I also appreciate and note the Prime Minister’s statement about the preparedness of the federal government to play a role in the economic recovery of the community. This is obviously a dangerous mine at the moment and there will be issues determined in the various inquiries proceeding as to how it got into that situation. But one thing must be absolutely clear for all of us in public life who have any influence over these proceedings: nobody should mine that mine again until we are absolutely certain it is completely safe. If that means it is shut for a time, it must be shut for a time. Should the community be decimated and destroyed as a result of an essential, sensible safety decision? Obviously not. The federal government has a role to play there and it is important that the Prime Minister has offered that role.

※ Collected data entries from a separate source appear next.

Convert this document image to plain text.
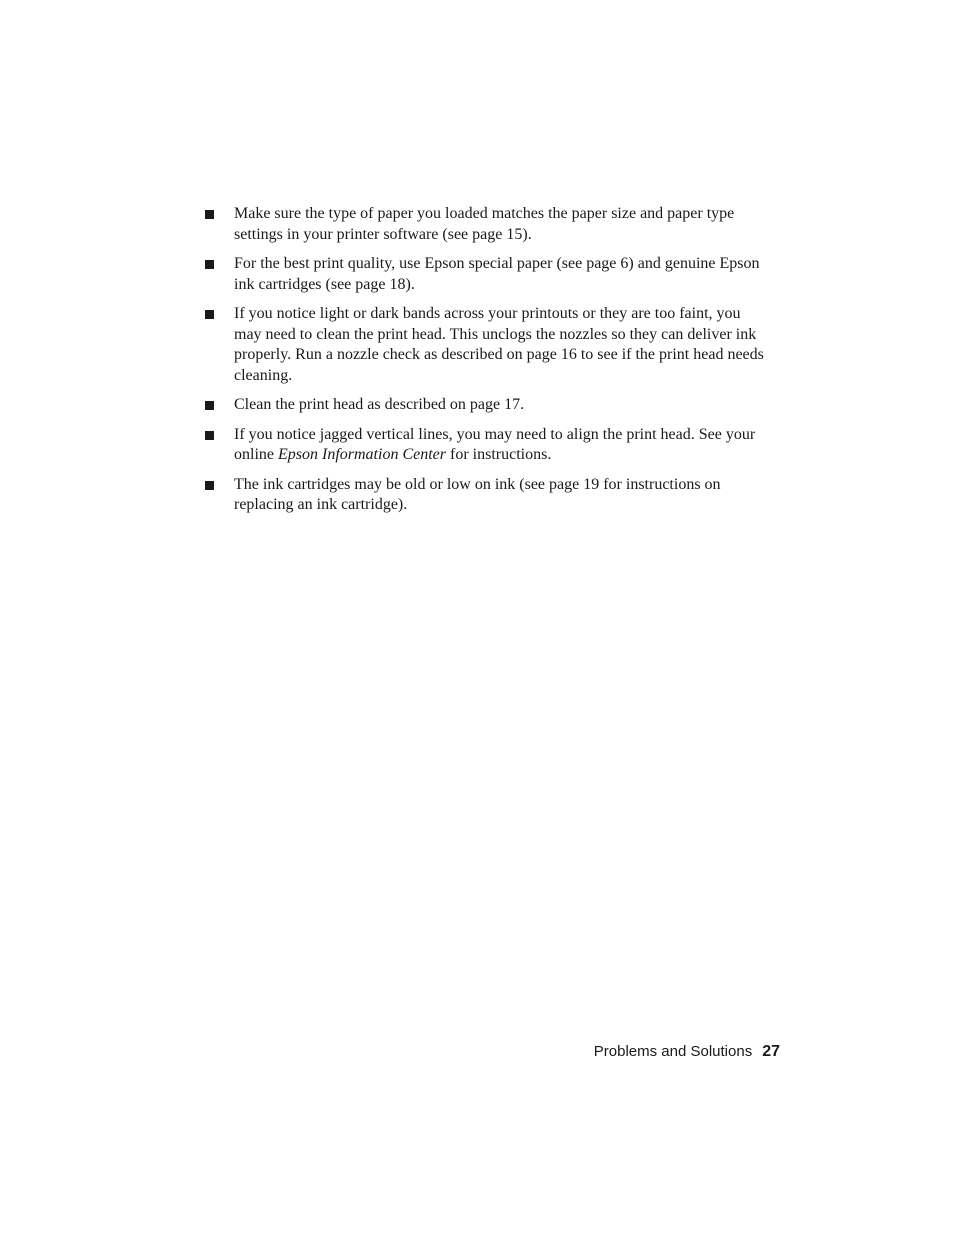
Make sure the type of paper you loaded matches the paper size and paper type settings in your printer software (see page 15).
For the best print quality, use Epson special paper (see page 6) and genuine Epson ink cartridges (see page 18).
If you notice light or dark bands across your printouts or they are too faint, you may need to clean the print head. This unclogs the nozzles so they can deliver ink properly. Run a nozzle check as described on page 16 to see if the print head needs cleaning.
Clean the print head as described on page 17.
If you notice jagged vertical lines, you may need to align the print head. See your online Epson Information Center for instructions.
The ink cartridges may be old or low on ink (see page 19 for instructions on replacing an ink cartridge).
Problems and Solutions 27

Can I also pay tribute to Bill Shorten, the AWU official who was frequently the person who conveyed information to the rest of the public as to what was going on in the mine. Of course, apart from the public explanation, he also explained it privately, working closely with the miners to make sure that they were happy and satisfied that correct judgments were being arrived at in relation to the rescue effort. There was a side to his activity and the union’s activities that was an explanation to the public of what was going on. There was another side that was representational, in circumstances of great doubt and difficulty in determining what the correct and safest course was. The fact that the miners were so prepared to go after their mates may well have had something to do with their level of confidence that their interests and the security of the rescue effort were being properly watched by those who spoke on their behalf more generally in the community. So I pay tribute to Bill Shorten there.

It is of course a time of mixed emotion. We mentioned that with regard to the terrible losses suffered by the Knight family—made worse, I am afraid to say, by the fact that there was so much activity around them when what they really desperately needed was privacy for grief, reflection and reconstruction of the family. They were caught up, in their grief, in what was the wider inspection, if you like, of the community by all the rest of us as we watched the saga unfold. They have had a terribly difficult time.

But we can also note and share in the enormous joy of Brant’s and Todd’s families, the enormous joy that they displayed so obviously before us all this morning, and as a parliament—and we should have this opportunity, as the Prime Minister said—we express our solidarity with them. This is an epic Australian story of great Australian mateship that has reached a successful conclusion, and we should all take joy in it.

Very briefly, the Prime Minister mentioned the family of our first casualty in Iraq, Private Kovco; the first casualty himself; and the funeral of Private Kovco that took place recently. All Australia shared the grief of the Kovco family in the circumstances of his passing. Their thoughts would have been with him at the time that that funeral took place. The event is a brutal reminder that Iraq is a dangerous place—that those who go in harm’s way find themselves at risk, whether that risk is a product of accident or a product of events on the battlefield. The War Memorial here makes no differential between those who are killed as a result of a bullet, as a result of disease or as a result of accident. That War Memorial is for all our honoured dead. Private Kovco joins them.